Socialist FTC Chair Lina Khan Wants to Enact ‘Paradigm Shift’ Using Antitrust
If you’re like most Americans, you probably don’t spend a lot of time thinking about the FTC (Federal Trade Commission) or who runs it. But that would be a mistake.
You’ll see no Hollywood movies depicting the unelected bureaucrats in this agency, but that doesn’t make them any less notorious. Rather, the FTC holds a tremendous amount of power over the market place, and currently, it’s run by someone who… literally hates the market place.
Seriously.
I’m talking about the FTC’s Chair, Lina Khan, who many have long-recognized as one of the most extremist members of the Biden Administration. Recently, she appeared at an event held by the Economic Security Project (ESP)—a far-left organization that rejects “incrementalism” and wants to “restructure the economy.” The group also says “the free market is dead.”
The event was co-hosted by Law and Political Economy (LPE), an organization that claims to “work to understand the relationship between market supremacy and racial, gender, and economic injustice; to articulate the relationship between capitalism and devaluation of social and ecological reproduction; and to explore the distinctive ways that law gives shape to and legitimates neoliberal capitalism, ranging from dynamics of financialization to the relation between the carceral state and capitalism.”
Sounds totally normal and not fringy at all, right?
As a member of government with a jaw-dropping amount of power over the marketplace, Khan’s association with these groups is troubling enough. And it’s worth mentioning this is a relationship that goes back years, yet was conveniently left out of her Senate confirmation questionnaire. Surely Senators would have found it relevant that someone in the running to be FTC Chair held relationships, and by association, similar views as these organizations? Or perhaps not, as this is the very person both Republicans like Sen. Josh Hawley and Democrats like Sen. Amy Klobuchar are currently working to give even more power over the market through their antitrust bills like the American Innovation and Choice Online Act.

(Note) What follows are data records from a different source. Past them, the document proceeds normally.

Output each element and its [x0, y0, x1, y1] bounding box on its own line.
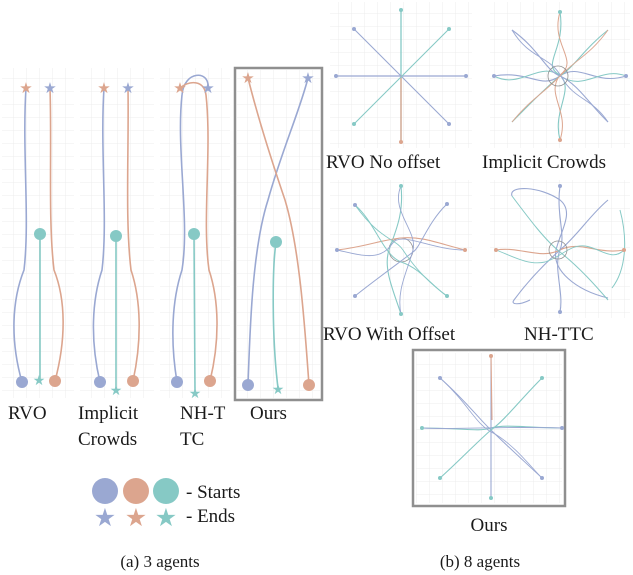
end-blue-rvo: ★: [43, 79, 56, 97]
panel-a: ★ ★ ★ ★ ★ ★ ★ ★ ★: [2, 66, 324, 450]
end-teal-nhttc: ★: [189, 386, 202, 402]
trajectories-rvo: ★ ★ ★: [13, 79, 64, 389]
path-orange-ours: [247, 77, 310, 386]
frame-ours-a: [233, 66, 324, 402]
label-rvo-no-offset: RVO No offset: [326, 152, 441, 173]
plot-nhttc: [490, 180, 630, 318]
path-teal-nhttc: [193, 233, 196, 393]
start-orange-ours: [303, 379, 315, 391]
frame-ours-b: [411, 348, 567, 508]
end-orange-ours: ★: [241, 69, 254, 87]
legend-end-blue: ★: [94, 503, 116, 532]
legend-start-teal: [153, 478, 179, 504]
start-teal-implicit: [110, 230, 122, 242]
end-teal-implicit: ★: [110, 383, 123, 399]
start-teal-rvo: [34, 228, 46, 240]
legend: ★ ★ ★ - Starts - Ends: [92, 478, 240, 532]
label-implicit-crowds: Implicit Crowds: [482, 152, 606, 173]
label-rvo: RVO: [8, 403, 47, 424]
label-implicit-1: Implicit: [78, 403, 139, 424]
plot-rvo-no-offset: [330, 2, 472, 148]
start-blue-nhttc: [171, 376, 183, 388]
end-blue-nhttc: ★: [201, 79, 214, 97]
panel-b: RVO No offset Implicit Crowds: [323, 2, 630, 536]
end-blue-ours: ★: [301, 69, 314, 87]
legend-start-orange: [123, 478, 149, 504]
trajectories-nhttc: ★ ★ ★: [171, 74, 218, 402]
path-orange-nhttc: [179, 81, 218, 382]
label-nhttc-2: TC: [180, 429, 204, 450]
plot-rvo-with-offset: [330, 180, 472, 320]
legend-starts-label: - Starts: [186, 482, 240, 503]
start-teal-nhttc: [188, 228, 200, 240]
start-orange-implicit: [127, 375, 139, 387]
end-teal-ours: ★: [272, 382, 285, 398]
end-orange-nhttc: ★: [173, 79, 186, 97]
plot-implicit-crowds: [490, 2, 630, 148]
label-nhttc-1: NH-T: [180, 403, 226, 424]
end-orange-implicit: ★: [97, 79, 110, 97]
label-ours-b: Ours: [471, 515, 508, 536]
label-nhttc: NH-TTC: [524, 324, 594, 345]
legend-ends-label: - Ends: [186, 506, 235, 527]
start-blue-implicit: [94, 376, 106, 388]
label-implicit-2: Crowds: [78, 429, 137, 450]
end-orange-rvo: ★: [19, 79, 32, 97]
legend-end-teal: ★: [155, 503, 177, 532]
path-blue-ours: [247, 77, 309, 386]
path-teal-ours: [272, 241, 279, 389]
caption-a: (a) 3 agents: [120, 552, 199, 571]
path-orange-implicit: [126, 87, 140, 382]
label-ours-a: Ours: [250, 403, 287, 424]
start-blue-ours: [242, 379, 254, 391]
trajectories-ours: ★ ★ ★: [233, 66, 324, 402]
start-orange-nhttc: [204, 375, 216, 387]
label-rvo-with-offset: RVO With Offset: [323, 324, 456, 345]
path-blue-implicit: [92, 87, 106, 383]
start-orange-rvo: [49, 375, 61, 387]
end-blue-implicit: ★: [121, 79, 134, 97]
path-blue-rvo: [13, 87, 28, 383]
plot-ours-b: [411, 348, 567, 508]
end-teal-rvo: ★: [33, 373, 46, 389]
start-teal-ours: [270, 236, 282, 248]
caption-b: (b) 8 agents: [440, 552, 520, 571]
path-orange-rvo: [49, 87, 64, 382]
start-blue-rvo: [16, 376, 28, 388]
legend-start-blue: [92, 478, 118, 504]
path-blue-nhttc: [172, 74, 209, 383]
trajectories-implicit: ★ ★ ★: [92, 79, 140, 399]
legend-end-orange: ★: [125, 503, 147, 532]
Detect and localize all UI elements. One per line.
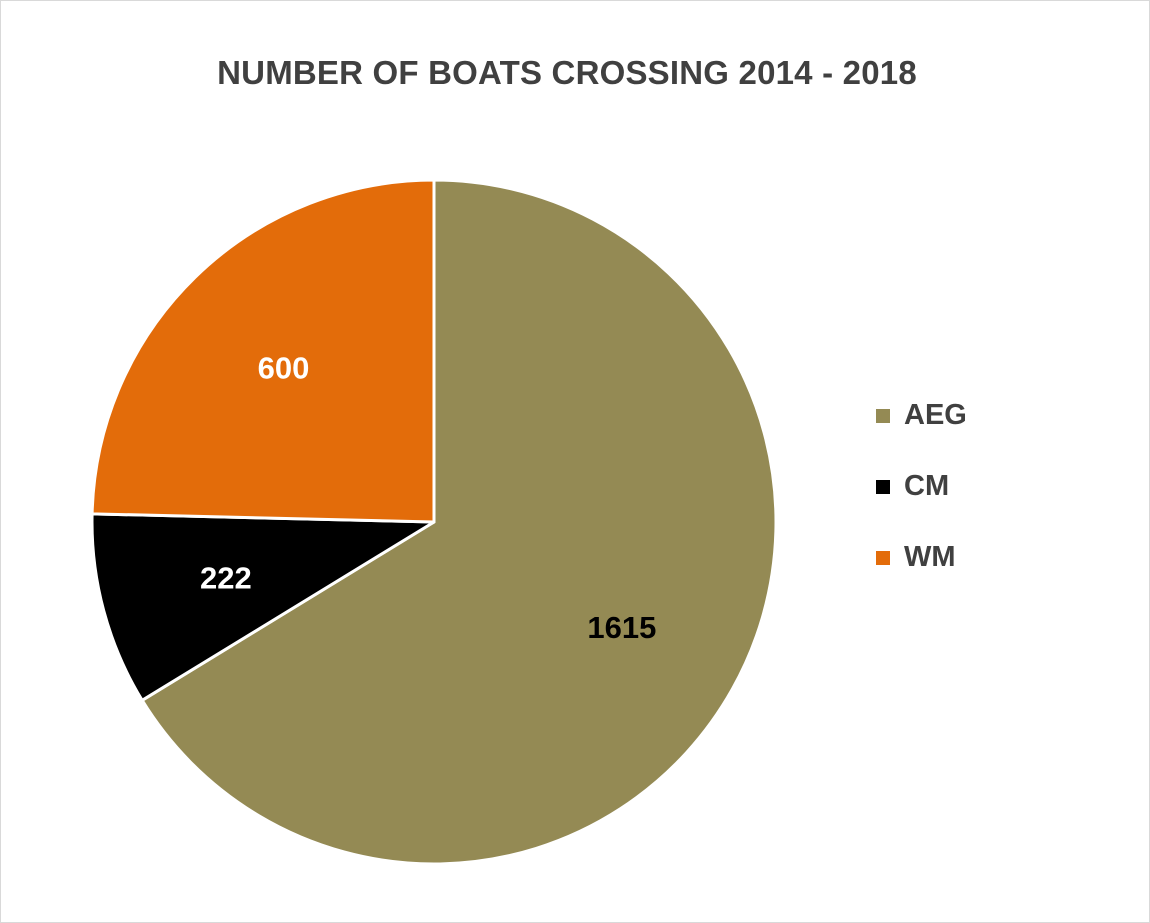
legend-label-wm: WM <box>904 541 956 573</box>
legend: AEG CM WM <box>876 380 967 593</box>
legend-swatch-wm <box>876 550 890 565</box>
data-label-wm: 600 <box>258 350 310 385</box>
legend-item-wm: WM <box>876 522 967 593</box>
legend-swatch-cm <box>876 479 890 494</box>
legend-item-cm: CM <box>876 451 967 522</box>
legend-swatch-aeg <box>876 408 890 423</box>
legend-label-cm: CM <box>904 470 950 502</box>
pie-slice-cm <box>90 512 436 702</box>
data-label-cm: 222 <box>200 560 252 595</box>
legend-label-aeg: AEG <box>904 399 967 431</box>
data-label-aeg: 1615 <box>587 610 656 645</box>
chart-title: NUMBER OF BOATS CROSSING 2014 - 2018 <box>217 54 917 91</box>
pie-slice-aeg <box>140 178 778 866</box>
legend-item-aeg: AEG <box>876 380 967 451</box>
pie-slice-wm <box>90 178 436 524</box>
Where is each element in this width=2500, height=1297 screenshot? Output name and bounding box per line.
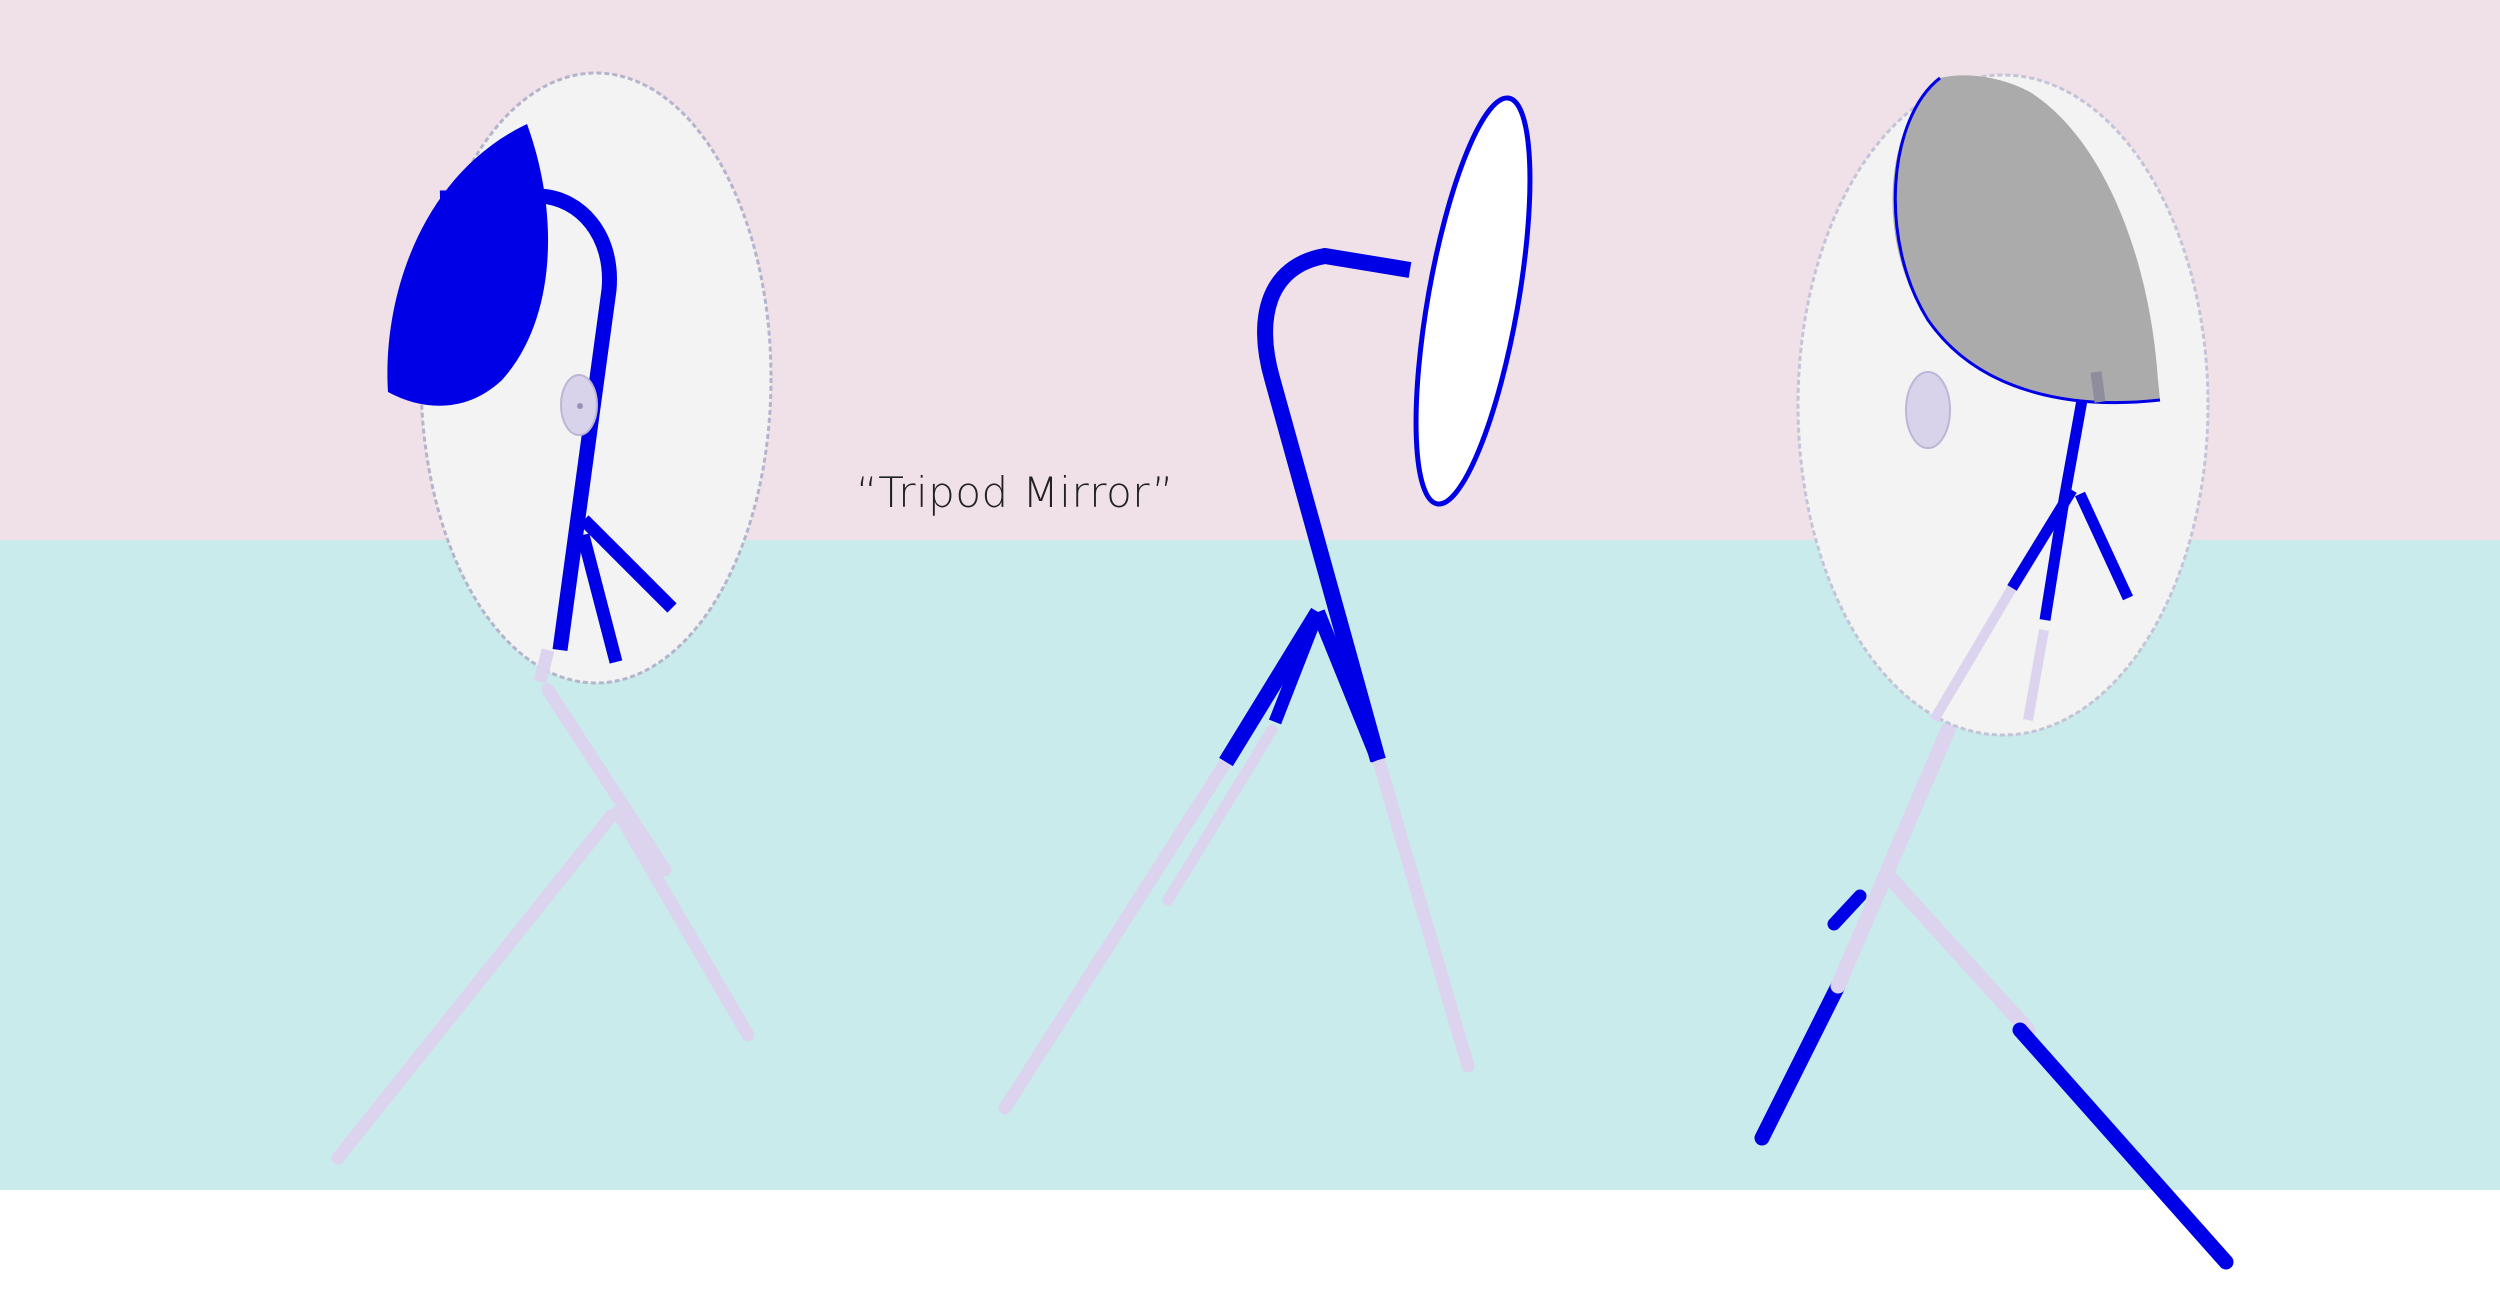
front-mirror-knob-center	[577, 403, 583, 409]
side-leg-link	[1311, 609, 1385, 763]
angled-reflection-stem-grey	[2090, 371, 2106, 403]
angled-leg-right-upper	[1884, 872, 2036, 1038]
angled-mirror-knob	[1905, 371, 1951, 449]
mirror-angled-view	[1754, 73, 2234, 1270]
side-leg-rear-lower	[1371, 751, 1475, 1073]
front-reflection-leg-lavender	[533, 648, 555, 684]
angled-leg-left-lower	[1754, 978, 1846, 1146]
side-mirror-glass	[1413, 95, 1533, 507]
angled-reflection-hood	[1892, 75, 2160, 403]
front-leg-left	[331, 808, 619, 1165]
angled-reflection-leg-lavender-1	[1929, 585, 2017, 723]
background-white-band	[0, 1190, 2500, 1297]
angled-leg-left-upper	[1830, 722, 1956, 994]
angled-reflection-leg-1	[2007, 487, 2077, 591]
angled-leg-short	[1827, 889, 1867, 931]
angled-reflection-leg-2	[2075, 491, 2133, 601]
side-main-stem	[1257, 248, 1412, 763]
front-reflection-arm	[439, 188, 617, 652]
front-reflection-leg-1	[579, 515, 677, 613]
mirror-front-view	[331, 71, 773, 1165]
front-reflection-leg-2	[576, 533, 623, 664]
angled-leg-right-lower	[2012, 1022, 2234, 1270]
front-leg-right	[611, 805, 755, 1042]
side-leg-back-lower	[1162, 724, 1278, 906]
angled-reflection-hood-rim	[1893, 76, 2161, 405]
angled-reflection-leg-lavender-2	[2023, 629, 2049, 721]
front-leg-back	[541, 683, 672, 877]
product-caption: “Tripod Mirror”	[856, 468, 1175, 517]
side-leg-back-upper	[1268, 609, 1325, 725]
mirror-side-view	[998, 95, 1533, 1115]
side-leg-front-lower	[998, 755, 1233, 1115]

During her July keynote speech to the groups, Khan said it was “an honor to be here with so many scholars and thinkers whose work I so respect and have learned so much from.”
Oh boy.
She went on to praise LPE’s “clarity of vision in re-centering the role of law in shaping markets and economic outcomes,” in a nod to the central planning goals she shares with the group. She continued, “we are still fairly early in the implementation and execution phase, but I think the anti-monopoly research and scholarship that communities like LPE and ESP have produced and cultivated has laid out a very, very solid foundation, being in my current role on the enforcement and policy side of the ledger.”
Khan went on to mention the “paradigm shifting” work through a “reconceiving of antitrust law as a mechanism for allocating coordination rights.”
If the mainstream media did its job whatsoever, this story would be front-page news. Here you have a woman at the helm of the marketplace literally arguing against the very companies she’s tasked with regulating and arguing for centralized control over that marketplace (cough, socialism).
She’s tipping her hat here. Anyone who has followed antitrust law for long knows it’s a Trojan horse, and always has been. The reality is that, even in a mixed economy like we have here in the US, monopolies are exceedingly rare, are usually only created by government favoritism in the first place, and do not last even when they are found. Competition is king, and we don’t need the government to do the market’s job for it.
Instead, antitrust has traditionally been used by the left to force companies into self-regulating and changing their behavior for the whims of politicians. In the 1980s, we recognized this was actually, unsurprisingly, bad for consumers. And thus came the consumer welfare standard, which is how judges have determined antitrust matters in the resulting decades. It’s pretty good legal jurisprudence that basically just says a company must actually be a monopoly in the first place, and must be using that monopoly power in a way that harms consumers, before the government can take action against it.
But while the consumer welfare standard has been very good for consumers, resulting in lower prices and more innovation in the market, it has been very bad for central planners who merely want to use it to have more control of private industry. This is why people like Khan, Klobuchar, and Hawley are working overtime to reform our antitrust laws and get rid of this standard.
Economic scholars like Art Laffer have warned such foolish, short-sighted notions will increase inflation and actively harm Americans. And the American people have proven to be more economically-literate than most of their leaders, ranking the regulation of Big Tech under antirust among the lowest of their priorities.
It’s time we have hard conversations with anyone claiming to be a capitalist about support for these antitrust bills. No one should want to give Lina Khan and her ilk more power over the marketplace, and if you fall for it, you’re being sold a cheaper bill of goods than anything you’ll find on Amazon Prime.
Hannah Cox is a fellow at Net Choice, a non-profit free speech and free markets advocacy group.